Hogg was born near Westconnie, Texas, and grew up on a farm. He was taught to play the guitar by his father, Frank Hogg. While still in his teens he teamed up with the slide guitarist and vocalist, B. K. Turner, also known aa Black Ace, and the pair travelled together, playing a circuit of turpentine and logging camps, country dance halls and juke joints around Kilgore, Tyler, Greenville and Palestine, in East Texas.
In 1937 Decca Records brought Smokey and Black Ace to Chicago to record. Smokey's first gramophone record, "Family Trouble Blues" backed with "Kind Hearted Blues", was released under the name of Andrew Hogg.
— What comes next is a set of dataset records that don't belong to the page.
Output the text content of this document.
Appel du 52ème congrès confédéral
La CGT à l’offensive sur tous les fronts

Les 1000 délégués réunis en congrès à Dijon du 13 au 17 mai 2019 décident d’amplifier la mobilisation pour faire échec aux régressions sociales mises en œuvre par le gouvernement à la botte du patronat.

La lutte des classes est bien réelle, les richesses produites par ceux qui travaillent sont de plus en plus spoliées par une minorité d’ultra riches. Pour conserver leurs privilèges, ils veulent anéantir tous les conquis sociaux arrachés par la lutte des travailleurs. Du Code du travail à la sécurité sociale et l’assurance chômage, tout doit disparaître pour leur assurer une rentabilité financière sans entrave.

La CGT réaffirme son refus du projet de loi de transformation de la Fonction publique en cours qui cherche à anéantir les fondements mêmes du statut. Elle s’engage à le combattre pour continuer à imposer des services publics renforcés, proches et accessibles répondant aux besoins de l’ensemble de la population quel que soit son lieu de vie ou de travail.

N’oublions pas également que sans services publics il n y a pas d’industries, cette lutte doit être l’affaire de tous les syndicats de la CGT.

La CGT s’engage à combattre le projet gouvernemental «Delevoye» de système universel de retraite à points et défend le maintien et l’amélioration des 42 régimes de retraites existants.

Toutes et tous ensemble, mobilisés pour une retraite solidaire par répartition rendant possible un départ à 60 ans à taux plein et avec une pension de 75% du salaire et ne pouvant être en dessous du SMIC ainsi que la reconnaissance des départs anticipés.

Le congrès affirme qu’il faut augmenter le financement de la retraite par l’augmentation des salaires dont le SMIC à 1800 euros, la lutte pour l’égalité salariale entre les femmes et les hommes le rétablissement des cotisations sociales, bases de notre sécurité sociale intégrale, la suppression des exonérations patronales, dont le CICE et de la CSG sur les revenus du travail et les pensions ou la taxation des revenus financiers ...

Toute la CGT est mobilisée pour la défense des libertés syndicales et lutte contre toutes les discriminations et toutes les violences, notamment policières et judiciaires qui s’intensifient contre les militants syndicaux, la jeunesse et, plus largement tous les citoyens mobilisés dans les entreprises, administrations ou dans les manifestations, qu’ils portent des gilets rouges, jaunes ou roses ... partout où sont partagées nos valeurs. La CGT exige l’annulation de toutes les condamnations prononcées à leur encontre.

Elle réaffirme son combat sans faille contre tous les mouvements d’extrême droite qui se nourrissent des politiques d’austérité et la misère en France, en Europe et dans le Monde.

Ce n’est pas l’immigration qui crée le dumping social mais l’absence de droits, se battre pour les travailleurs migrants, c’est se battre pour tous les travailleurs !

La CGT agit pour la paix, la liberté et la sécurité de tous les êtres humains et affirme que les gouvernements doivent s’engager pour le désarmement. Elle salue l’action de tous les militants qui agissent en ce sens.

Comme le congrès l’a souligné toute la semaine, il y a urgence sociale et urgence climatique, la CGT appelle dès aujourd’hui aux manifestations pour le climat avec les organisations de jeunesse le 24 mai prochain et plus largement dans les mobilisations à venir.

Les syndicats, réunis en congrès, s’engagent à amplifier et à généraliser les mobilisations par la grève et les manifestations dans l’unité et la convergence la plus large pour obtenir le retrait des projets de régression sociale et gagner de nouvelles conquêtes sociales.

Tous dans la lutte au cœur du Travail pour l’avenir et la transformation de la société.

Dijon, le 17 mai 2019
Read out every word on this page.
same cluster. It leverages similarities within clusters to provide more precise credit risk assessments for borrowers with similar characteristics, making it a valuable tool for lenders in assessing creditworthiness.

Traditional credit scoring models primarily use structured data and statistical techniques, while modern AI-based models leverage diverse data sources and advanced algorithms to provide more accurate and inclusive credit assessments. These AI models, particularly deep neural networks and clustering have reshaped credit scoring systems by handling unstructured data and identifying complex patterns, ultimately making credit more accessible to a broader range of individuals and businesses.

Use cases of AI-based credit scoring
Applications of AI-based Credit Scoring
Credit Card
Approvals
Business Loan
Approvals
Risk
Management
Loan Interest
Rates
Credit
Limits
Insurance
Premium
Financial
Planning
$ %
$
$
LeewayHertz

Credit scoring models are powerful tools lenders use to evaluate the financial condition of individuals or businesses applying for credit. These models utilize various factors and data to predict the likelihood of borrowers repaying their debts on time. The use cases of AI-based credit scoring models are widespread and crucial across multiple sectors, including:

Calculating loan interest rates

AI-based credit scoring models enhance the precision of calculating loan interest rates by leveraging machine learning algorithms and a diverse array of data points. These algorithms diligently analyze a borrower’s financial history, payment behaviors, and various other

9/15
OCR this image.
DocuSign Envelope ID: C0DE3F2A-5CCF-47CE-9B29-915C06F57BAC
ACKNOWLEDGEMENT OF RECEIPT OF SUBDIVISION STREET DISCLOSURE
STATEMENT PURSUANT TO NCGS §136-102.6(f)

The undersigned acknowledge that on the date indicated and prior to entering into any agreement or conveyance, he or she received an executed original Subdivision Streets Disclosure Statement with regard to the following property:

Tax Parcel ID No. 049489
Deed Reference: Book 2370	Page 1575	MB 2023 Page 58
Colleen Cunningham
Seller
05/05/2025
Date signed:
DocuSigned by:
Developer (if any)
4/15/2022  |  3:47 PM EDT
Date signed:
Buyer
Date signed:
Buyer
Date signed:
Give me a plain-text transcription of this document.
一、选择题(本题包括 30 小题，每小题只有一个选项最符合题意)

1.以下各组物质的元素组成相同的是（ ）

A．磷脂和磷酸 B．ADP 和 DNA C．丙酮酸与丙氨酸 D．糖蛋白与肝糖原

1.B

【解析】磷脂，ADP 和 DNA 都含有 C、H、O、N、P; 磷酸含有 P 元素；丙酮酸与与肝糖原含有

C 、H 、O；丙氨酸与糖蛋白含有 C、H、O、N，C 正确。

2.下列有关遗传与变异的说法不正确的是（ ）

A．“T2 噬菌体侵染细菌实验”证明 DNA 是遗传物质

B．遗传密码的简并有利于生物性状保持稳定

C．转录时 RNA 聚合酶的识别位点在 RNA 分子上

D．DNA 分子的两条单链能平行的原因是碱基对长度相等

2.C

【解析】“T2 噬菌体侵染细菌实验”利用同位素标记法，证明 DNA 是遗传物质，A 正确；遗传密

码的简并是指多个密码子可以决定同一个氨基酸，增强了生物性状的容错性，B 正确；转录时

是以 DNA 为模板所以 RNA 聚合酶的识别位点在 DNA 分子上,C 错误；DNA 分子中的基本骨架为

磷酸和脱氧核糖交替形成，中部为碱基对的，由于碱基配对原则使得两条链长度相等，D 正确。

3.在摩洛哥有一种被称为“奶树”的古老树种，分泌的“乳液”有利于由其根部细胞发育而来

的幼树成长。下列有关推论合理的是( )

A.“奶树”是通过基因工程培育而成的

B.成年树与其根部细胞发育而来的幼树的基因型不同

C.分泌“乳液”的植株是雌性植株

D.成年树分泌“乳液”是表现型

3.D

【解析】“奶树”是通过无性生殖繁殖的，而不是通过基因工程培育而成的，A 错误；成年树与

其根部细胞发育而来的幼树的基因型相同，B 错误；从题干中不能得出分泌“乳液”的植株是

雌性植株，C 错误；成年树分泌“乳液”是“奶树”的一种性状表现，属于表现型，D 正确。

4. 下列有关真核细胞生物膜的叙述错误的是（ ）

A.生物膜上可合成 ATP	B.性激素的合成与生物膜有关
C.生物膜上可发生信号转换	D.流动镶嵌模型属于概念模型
It was an isolated occurrence—he did not make it back into a recording studio for over a decade. By the early 1940s Hogg was married and making a good living busking around the Deep Ellum area of Dallas, Texas.
Hogg was drafted in the mid-1940s. After a brief spell with the U.S. military, he continued working in the Dallas area, where he was becoming well known. In 1947 he came to the attention of Herbert T. Rippa Sr., the head of the Dallas-based record label Bluebonnet Records, who recorded several sides with him and leased the masters to Modern Records.